String Operations in the DAG¶
When using the C API, string operations are available as DAG opcodes. These are fused into morsel-driven execution alongside arithmetic and comparison operations.
| Opcode | C API | Description |
|---|---|---|
OP_UPPER |
ray_upper(g, a) |
Uppercase transform |
OP_LOWER |
ray_lower(g, a) |
Lowercase transform |
OP_STRLEN |
ray_strlen(g, a) |
String byte length |
OP_TRIM |
ray_trim_op(g, a) |
Strip leading/trailing whitespace |
OP_SUBSTR |
ray_substr(g, str, start, len) |
Extract substring by position |
OP_REPLACE |
ray_replace(g, str, from, to) |
Replace all occurrences |
OP_CONCAT |
ray_concat(g, args, n) |
Concatenate N strings |
OP_LIKE |
ray_like(g, input, pattern) |
Case-sensitive glob pattern match (*/? wildcards) |
OP_ILIKE |
ray_ilike(g, input, pattern) |
Case-insensitive glob pattern match |
C API Example¶
/* Filter rows where upper(name) LIKE "A*" and compute strlen */
ray_graph_t* g = ray_graph_new(table);
ray_op_t* name = ray_scan(g, "name");
ray_op_t* up_name = ray_upper(g, name);
ray_op_t* pattern = ray_const_str(g, "A*", 2);
ray_op_t* pred = ray_like(g, up_name, pattern);
ray_op_t* filt_name = ray_filter(g, name, pred);
ray_op_t* name_len = ray_strlen(g, filt_name);
/* Execute — upper, like, filter, strlen all fused into one morsel pass */
ray_t* result = ray_execute(g, ray_optimize(g, name_len));
String Pool Internals¶
Understanding the internal layout helps explain performance characteristics of string operations.

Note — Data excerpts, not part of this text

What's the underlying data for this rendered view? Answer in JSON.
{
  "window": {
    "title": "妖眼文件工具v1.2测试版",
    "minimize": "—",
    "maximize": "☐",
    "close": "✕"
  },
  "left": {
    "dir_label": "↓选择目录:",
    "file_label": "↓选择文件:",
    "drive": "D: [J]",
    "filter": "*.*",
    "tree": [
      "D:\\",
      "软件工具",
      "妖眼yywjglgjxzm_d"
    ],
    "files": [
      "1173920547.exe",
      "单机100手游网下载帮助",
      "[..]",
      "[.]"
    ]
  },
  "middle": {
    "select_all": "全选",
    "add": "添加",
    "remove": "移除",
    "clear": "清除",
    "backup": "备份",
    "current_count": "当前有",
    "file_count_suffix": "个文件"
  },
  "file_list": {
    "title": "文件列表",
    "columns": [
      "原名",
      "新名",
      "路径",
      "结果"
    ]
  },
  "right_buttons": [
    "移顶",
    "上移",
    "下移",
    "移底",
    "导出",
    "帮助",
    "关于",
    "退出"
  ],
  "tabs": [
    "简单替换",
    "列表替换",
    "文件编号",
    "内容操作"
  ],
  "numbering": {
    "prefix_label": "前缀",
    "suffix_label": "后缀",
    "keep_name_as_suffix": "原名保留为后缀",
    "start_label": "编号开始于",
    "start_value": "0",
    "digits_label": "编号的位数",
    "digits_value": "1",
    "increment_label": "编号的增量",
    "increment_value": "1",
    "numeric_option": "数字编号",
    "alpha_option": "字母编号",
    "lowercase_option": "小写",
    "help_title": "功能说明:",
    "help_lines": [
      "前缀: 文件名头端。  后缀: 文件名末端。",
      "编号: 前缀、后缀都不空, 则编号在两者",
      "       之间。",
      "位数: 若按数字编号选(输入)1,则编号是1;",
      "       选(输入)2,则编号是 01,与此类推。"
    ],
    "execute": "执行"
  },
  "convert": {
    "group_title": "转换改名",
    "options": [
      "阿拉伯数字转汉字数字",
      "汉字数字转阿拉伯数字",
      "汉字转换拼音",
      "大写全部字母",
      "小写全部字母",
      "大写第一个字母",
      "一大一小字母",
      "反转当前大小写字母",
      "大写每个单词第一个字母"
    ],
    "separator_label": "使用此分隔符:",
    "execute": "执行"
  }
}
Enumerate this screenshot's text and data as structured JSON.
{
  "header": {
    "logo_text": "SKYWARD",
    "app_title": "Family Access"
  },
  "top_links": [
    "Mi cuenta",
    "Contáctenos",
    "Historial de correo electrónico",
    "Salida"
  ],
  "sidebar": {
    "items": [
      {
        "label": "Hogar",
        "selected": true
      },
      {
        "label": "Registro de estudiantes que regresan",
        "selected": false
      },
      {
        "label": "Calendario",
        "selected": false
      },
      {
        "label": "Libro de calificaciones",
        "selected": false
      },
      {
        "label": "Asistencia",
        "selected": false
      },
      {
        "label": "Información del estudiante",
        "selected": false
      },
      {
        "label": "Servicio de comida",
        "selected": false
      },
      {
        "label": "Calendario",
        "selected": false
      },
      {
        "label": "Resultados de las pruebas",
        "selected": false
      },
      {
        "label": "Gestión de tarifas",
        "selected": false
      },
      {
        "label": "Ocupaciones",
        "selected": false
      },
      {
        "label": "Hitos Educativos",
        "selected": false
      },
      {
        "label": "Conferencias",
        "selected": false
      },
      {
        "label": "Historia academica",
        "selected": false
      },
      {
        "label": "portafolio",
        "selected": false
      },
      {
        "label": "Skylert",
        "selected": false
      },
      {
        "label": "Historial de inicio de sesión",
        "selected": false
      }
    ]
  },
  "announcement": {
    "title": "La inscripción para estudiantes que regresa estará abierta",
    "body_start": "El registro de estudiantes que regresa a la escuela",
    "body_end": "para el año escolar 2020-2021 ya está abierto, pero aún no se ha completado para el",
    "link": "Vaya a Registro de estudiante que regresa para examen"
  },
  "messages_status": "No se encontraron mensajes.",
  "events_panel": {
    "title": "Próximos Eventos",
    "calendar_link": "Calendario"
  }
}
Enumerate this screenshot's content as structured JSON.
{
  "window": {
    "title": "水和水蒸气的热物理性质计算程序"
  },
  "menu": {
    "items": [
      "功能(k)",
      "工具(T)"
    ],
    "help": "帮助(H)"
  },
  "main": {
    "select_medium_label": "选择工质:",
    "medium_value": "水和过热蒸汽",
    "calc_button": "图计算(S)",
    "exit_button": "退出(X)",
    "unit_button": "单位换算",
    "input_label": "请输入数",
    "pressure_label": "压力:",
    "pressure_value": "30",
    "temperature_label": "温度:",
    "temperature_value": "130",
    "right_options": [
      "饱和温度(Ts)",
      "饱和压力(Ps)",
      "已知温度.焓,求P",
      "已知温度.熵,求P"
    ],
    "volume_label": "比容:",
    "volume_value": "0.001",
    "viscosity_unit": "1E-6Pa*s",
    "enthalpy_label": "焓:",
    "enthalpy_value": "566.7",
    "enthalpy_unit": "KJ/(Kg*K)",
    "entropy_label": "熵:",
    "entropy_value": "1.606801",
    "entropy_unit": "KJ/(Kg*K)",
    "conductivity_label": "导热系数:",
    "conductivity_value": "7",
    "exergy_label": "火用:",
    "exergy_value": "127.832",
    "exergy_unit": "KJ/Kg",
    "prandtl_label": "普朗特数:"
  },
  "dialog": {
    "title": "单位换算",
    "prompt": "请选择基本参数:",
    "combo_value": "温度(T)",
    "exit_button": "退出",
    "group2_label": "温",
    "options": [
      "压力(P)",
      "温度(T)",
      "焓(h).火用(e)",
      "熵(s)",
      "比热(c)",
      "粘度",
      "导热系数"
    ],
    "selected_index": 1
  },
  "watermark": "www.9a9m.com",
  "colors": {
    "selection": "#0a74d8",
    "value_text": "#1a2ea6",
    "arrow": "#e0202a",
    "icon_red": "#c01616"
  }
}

ray_str_t Element Layout (16 bytes)¶
| Bytes | Inline (SSO) | Pool Reference |
|---|---|---|
| 0–3 | String data [0..3] | 4-byte prefix (first 4 bytes of string) |
| 4–7 | String data [4..7] | Pool offset (uint32_t) |
| 8–11 | String data [8..11] | String length (uint32_t) |
| 12–15 | Length + flag | Length + flag (high bit = 1 for pool) |
SSO threshold
Strings of 12 bytes or fewer are stored entirely within the 16-byte element — no heap allocation, no pointer chase. The majority of real-world strings (tickers, codes, short names) benefit from this optimization. Access via ray_str_vec_get() returns a pointer to the inline data or pool data transparently.
Hash and Comparison¶
String hashing uses ray_str_t_hash() which operates directly on the element bytes. Comparison via ray_str_t_cmp() / ray_str_t_eq() first compares the 4-byte prefix for fast rejection, then falls through to a full byte comparison only when prefixes match. This makes hash joins and group-by on string columns significantly faster than naive approaches.
Dictionary-Encoded Symbol Width¶
RAY_SYM columns use adaptive-width integer indices to minimize memory:
| Dictionary Size | Index Width | Bytes per Row |
|---|---|---|
| ≤ 255 | 8-bit | 1 |
| ≤ 65,535 | 16-bit | 2 |
| ≤ 4,294,967,295 | 32-bit | 4 |
| Larger | 64-bit | 8 |
Width is set at column creation via ray_sym_vec_new(sym_width, capacity) where sym_width is 1, 2, 4, or 8. The CSV reader picks the narrowest width that fits the observed cardinality.